<2kbyte 6502 Tiny Basic?

Chromatix · Post by **Chromatix** » Fri Sep 15, 2023 10:05 pm

As a progress report, I've already implemented most of the statements, as well as a routine to execute a stored program (or, for that matter, an immediate-mode command). It's interesting to see how GOSUB can mostly be implemented with a little preprocessing - which turns out to be identical to the entire work that REPEAT does - followed by just falling into the complete GOTO routine. I'll work on another major subsystem before finishing the job with PRINT and INPUT.

That major subsystem is the expression parser. Without it, very little else will actually work…

I've also implemented a BRK handler which does the error messages I previously mentioned. Here's the list of error types I've provisionally allocated:

Code: Select all

	; BRK indicates an error from the interpreter
	; Print a basic readable message indicating the
	; error code (BRK signature), line number & column,
	; then return control to the prompt.

	; Error codes:
	; B - Mismatched brackets (during expression parsing)
	; E - Escape
	; K - Keyword error (line didn't start with a recognised statement or assignment)
	; N - Number expected (decimal digit not found when parsing number)
	; S - Syntax error (expression did not parse)
	; U - Underflow (of stack - probably mismatched GOSUB-RETURN or REPEAT-UNTIL)
	; V - oVerflow (numeric literal was too big)

barrym95838 · Post by **barrym95838** » Sat Sep 16, 2023 8:35 am

Those errors are more comprehensive than the typical Palo Alto Tiny BASIC "WHAT?" "HOW?" and "SORRY". But you don't seem to have "SORRY" covered yet.

barnacle · Post by **barnacle** » Sat Sep 16, 2023 11:34 am

"EH?"

Neil

drogon · Post by **drogon** » Sat Sep 16, 2023 11:58 am

barnacle wrote:

"EH?"

Neil

BBC Basic has a "Silly" message.

Code: Select all

* /basic/roms/bbc4
>AUTO 100,0

Silly
>

-Gordon

Chromatix · Post by **Chromatix** » Sat Sep 16, 2023 1:38 pm

The intent is that it produces messages that provide a coherent indication of both what the error is, and where it was found.
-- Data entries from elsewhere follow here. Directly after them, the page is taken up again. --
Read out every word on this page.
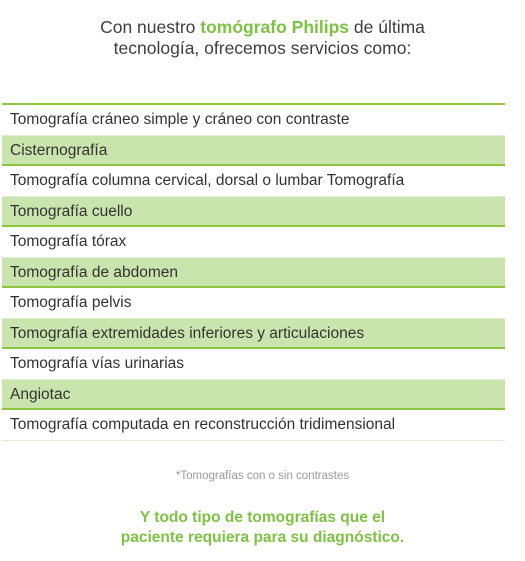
Con nuestro tomógrafo Philips de última
tecnología, ofrecemos servicios como:
Tomografía cráneo simple y cráneo con contraste
Cisternografía
Tomografía columna cervical, dorsal o lumbar Tomografía
Tomografía cuello
Tomografía tórax
Tomografía de abdomen
Tomografía pelvis
Tomografía extremidades inferiores y articulaciones
Tomografía vías urinarias
Angiotac
Tomografía computada en reconstrucción tridimensional
*Tomografías con o sin contrastes
Y todo tipo de tomografías que el
paciente requiera para su diagnóstico.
Not all potential errors are even checked for, but here is a simple example where the user has completely misunderstood what type of language he's trying to write in:

Code: Select all

>10 RETURN PI
>RUN
U! 10:7
>

There are multiple errors in that one line of code, but the one that is checked first (or at all) is whether there's a GOSUB on the stack to return to. There isn't, so the Underflow error triggers, with chapter and verse. The fact that RETURN doesn't even take a parameter isn't checked for, and the parameter is so thoroughly ignored (even if the stack is in good shape) that its syntactic incomprehensibility to this version of BASIC is likewise not detected.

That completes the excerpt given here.